As it stands today, cannabis is federally illegal in the U.S., defined by the federal government as a Schedule 1 drug, along with heroin and LSD. Yet, 34 of the 50 states, including Washington D.C., have legalized some form of medical and/or recreational cannabis use, with many others making significant progress in decriminalizing cannabis and expanding its legal access to consumers. And for the states that have already legalized cannabis, especially for adult recreational use, billions of tax dollars have been generated, with much more to come. Take California, for example, which has generated more than $1 billion of total tax revenue since adult recreational use was made legal in January 2018. Or Colorado, which also exceeded that milestone in 2019, five years after the state had become the first to legalize cannabis.

This all points to the economic power of this industry to create tax revenue and, just as importantly, jobs—something that many governments, including the federal government, are now beginning to appreciate more fully, as it struggles to cope with a ballooning budget deficit and a staggering 30+ million people applying for unemployment as a result of the pandemic.

We are seeing this increasingly broad support of cannabis’ economic and social potential on many fronts, from a vast majority of states deeming it to be an essential business that’s allowed to remain open despite wide-sweeping stay-at-home orders, all the way to bipartisan legislative efforts to ensure the industry has access to federal economic relief packages. When the Coronavirus Aid, Relief and Economic Security (CARES) Act was signed into law on March 27, it specifically prohibited businesses that are illegal at the federal level—including cannabis—from accessing the $350 million loan program. Yet, just two weeks after that historic bill was signed into law, nearly three dozen members of the U.S. House of Representatives signed a letter addressed to congressional leaders urging that cannabis companies should be included in the next round of federal relief packages aimed at boosting the economy. This bipartisan letter emphasized the cannabis industry’s critical role in the U.S. economy, employing nearly 240,000 Americans and creating nearly $2 billion in tax revenue in 2019 alone.

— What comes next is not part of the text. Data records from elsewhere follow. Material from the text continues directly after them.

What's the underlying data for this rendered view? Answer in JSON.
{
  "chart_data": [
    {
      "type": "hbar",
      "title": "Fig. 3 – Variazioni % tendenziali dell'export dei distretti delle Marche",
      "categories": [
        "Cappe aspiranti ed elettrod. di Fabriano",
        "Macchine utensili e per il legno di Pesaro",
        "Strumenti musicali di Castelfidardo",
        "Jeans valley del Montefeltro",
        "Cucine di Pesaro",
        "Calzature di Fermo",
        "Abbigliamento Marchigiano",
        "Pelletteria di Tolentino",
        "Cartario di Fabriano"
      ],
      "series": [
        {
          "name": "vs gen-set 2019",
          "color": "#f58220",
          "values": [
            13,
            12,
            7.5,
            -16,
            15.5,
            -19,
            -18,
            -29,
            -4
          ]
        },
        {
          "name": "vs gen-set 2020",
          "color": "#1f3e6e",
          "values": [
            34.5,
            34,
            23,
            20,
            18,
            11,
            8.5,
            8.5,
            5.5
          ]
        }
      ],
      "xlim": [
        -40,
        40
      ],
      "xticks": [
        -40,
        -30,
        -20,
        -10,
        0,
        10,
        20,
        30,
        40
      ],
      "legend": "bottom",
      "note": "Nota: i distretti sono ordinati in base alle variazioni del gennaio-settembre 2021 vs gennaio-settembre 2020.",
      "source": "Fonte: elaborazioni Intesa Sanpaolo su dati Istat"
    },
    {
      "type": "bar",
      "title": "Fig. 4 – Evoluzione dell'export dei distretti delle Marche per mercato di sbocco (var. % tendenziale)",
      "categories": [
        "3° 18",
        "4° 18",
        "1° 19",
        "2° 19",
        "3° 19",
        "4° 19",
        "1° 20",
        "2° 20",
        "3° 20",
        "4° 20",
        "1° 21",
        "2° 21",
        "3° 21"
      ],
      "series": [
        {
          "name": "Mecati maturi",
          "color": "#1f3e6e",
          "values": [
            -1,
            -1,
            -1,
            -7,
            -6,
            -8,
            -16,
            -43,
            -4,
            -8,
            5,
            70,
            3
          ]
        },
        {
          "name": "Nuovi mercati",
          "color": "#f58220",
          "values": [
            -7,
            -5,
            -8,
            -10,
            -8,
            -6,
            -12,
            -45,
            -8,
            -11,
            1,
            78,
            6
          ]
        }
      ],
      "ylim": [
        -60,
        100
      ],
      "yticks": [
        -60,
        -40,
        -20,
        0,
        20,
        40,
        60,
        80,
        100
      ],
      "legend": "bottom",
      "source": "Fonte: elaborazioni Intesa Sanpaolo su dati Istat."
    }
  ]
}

As many participants in the industry would say, “cannabis is no longer emerging, it’s essential.” And the overwhelming majority of U.S. adults agree, according to a survey from the Pew Research Center, with 91% of those surveyed believing that cannabis should be legal either for medical or recreational use—a number that has significantly increased in recent years as the health and recreational benefits of cannabis have become better understood, accepted, and adopted.

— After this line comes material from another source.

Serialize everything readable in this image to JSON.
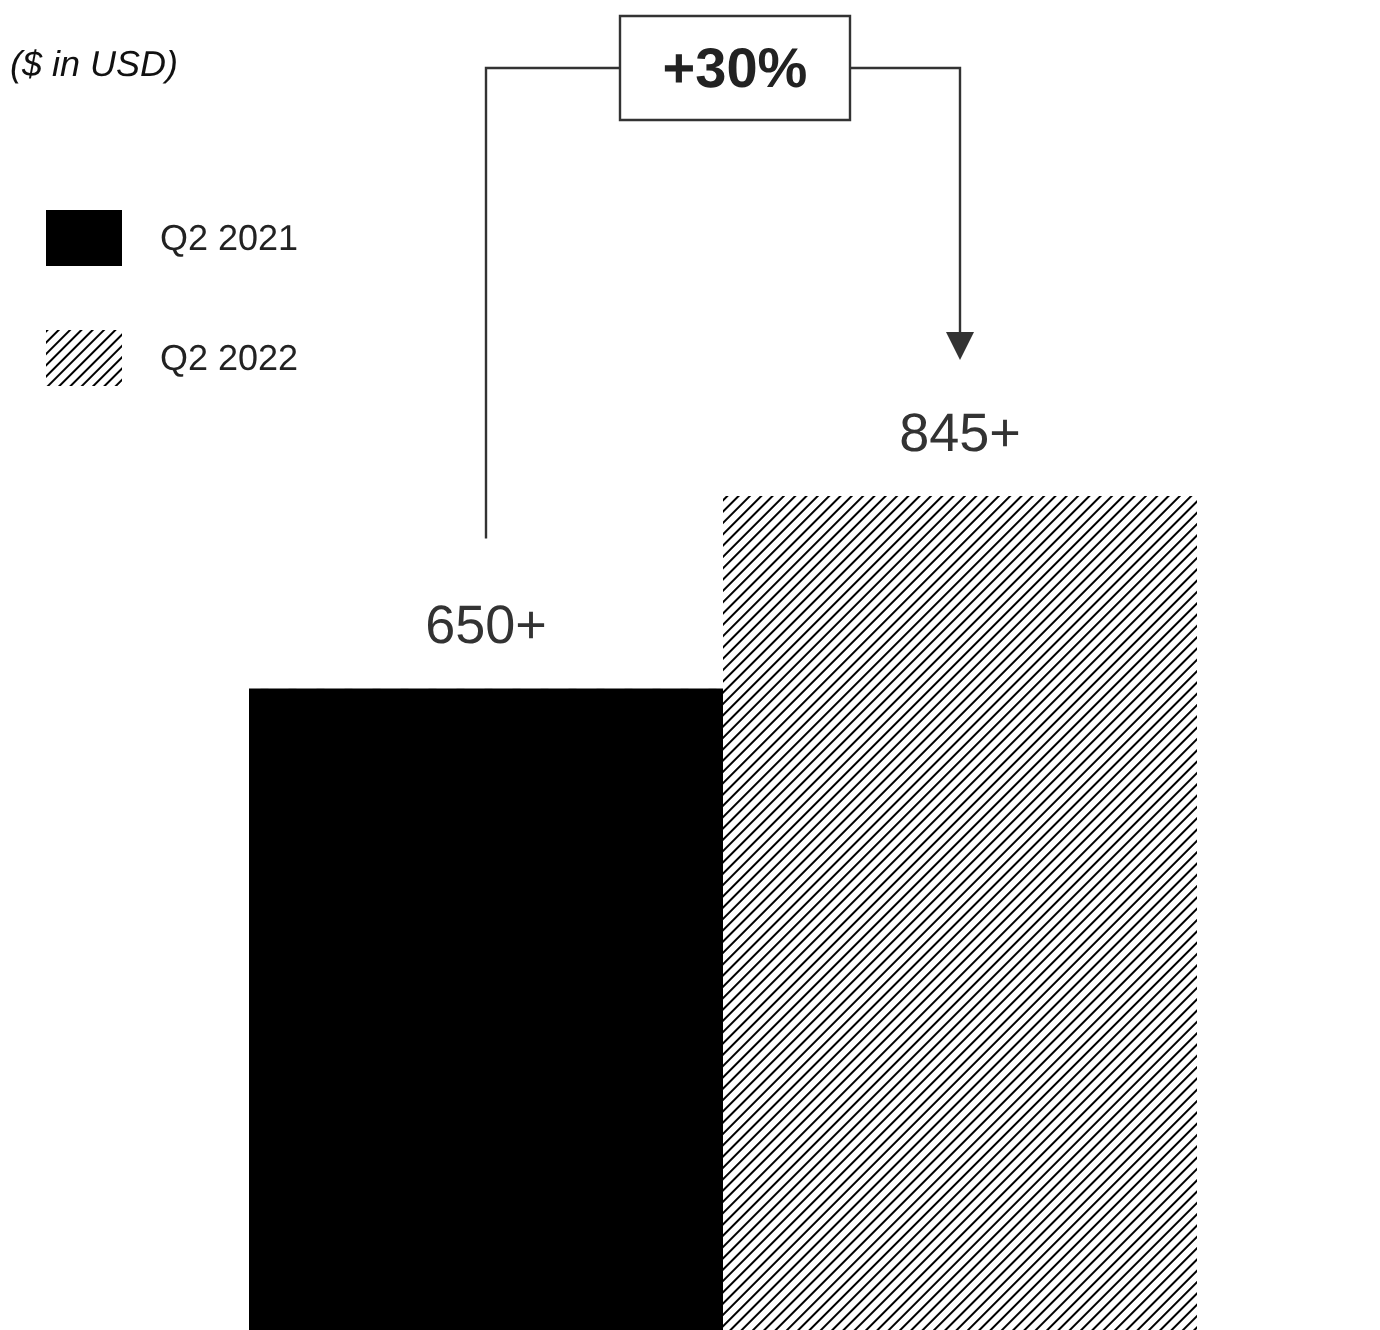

So, it’s fair to assume that, at least in the near-term, the federal government will be laser-focused on containing this pandemic, supporting those who have been deeply affected, and keeping the economy afloat. However, once we start to move past these near-term issues, the U.S. government will look more deeply at the bigger issue of how we can reenergize our once booming economy and labor force—and legalizing cannabis at the national level will undeniably be an indispensable tool to solve that problem.